Key insight: RLHF with PPO requires running four models simultaneously: (1) the policy model being trained, (2) a reference model (frozen SFT copy, for KL penalty), (3) the reward model, and (4) a value model (critic). For a 70B model, that’s ~280B parameters in memory. This extreme resource requirement is why DPO became popular — it eliminates models 3 and 4.
The PPO Loop
# RLHF with PPO (simplified):
for prompt in prompts:
# 1. Generate response
response = policy_model.generate(prompt)
# 2. Score with reward model
reward = reward_model(prompt + response)
# 3. KL penalty (don't drift too far)
kl = kl_divergence(policy_model, ref_model)
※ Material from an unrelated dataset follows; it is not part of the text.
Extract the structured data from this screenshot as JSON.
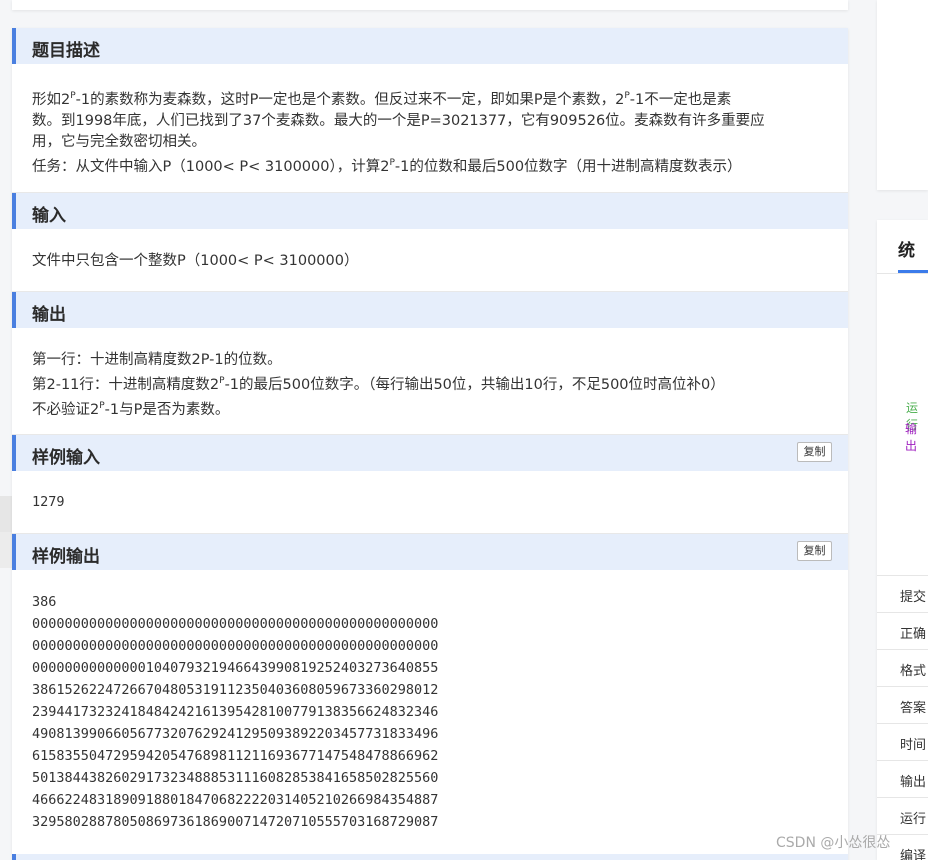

adjusted_reward = reward - β * kl
# β ≈ 0.01-0.1 (controls drift)
# 4. PPO update
advantage = adjusted_reward - value_model(state)
ratio = policy_new / policy_old
clipped = torch.clamp(ratio, 1-ε, 1+ε)
loss = -torch.min(ratio*advantage,
clipped*advantage)
loss.backward()
optimizer.step()
# Models in memory simultaneously:
# 1. Policy (being trained): 8B
# 2. Reference (frozen): 8B
# 3. Reward model: 8B
# 4. Value model: 8B
# Total: ~32B params in memory!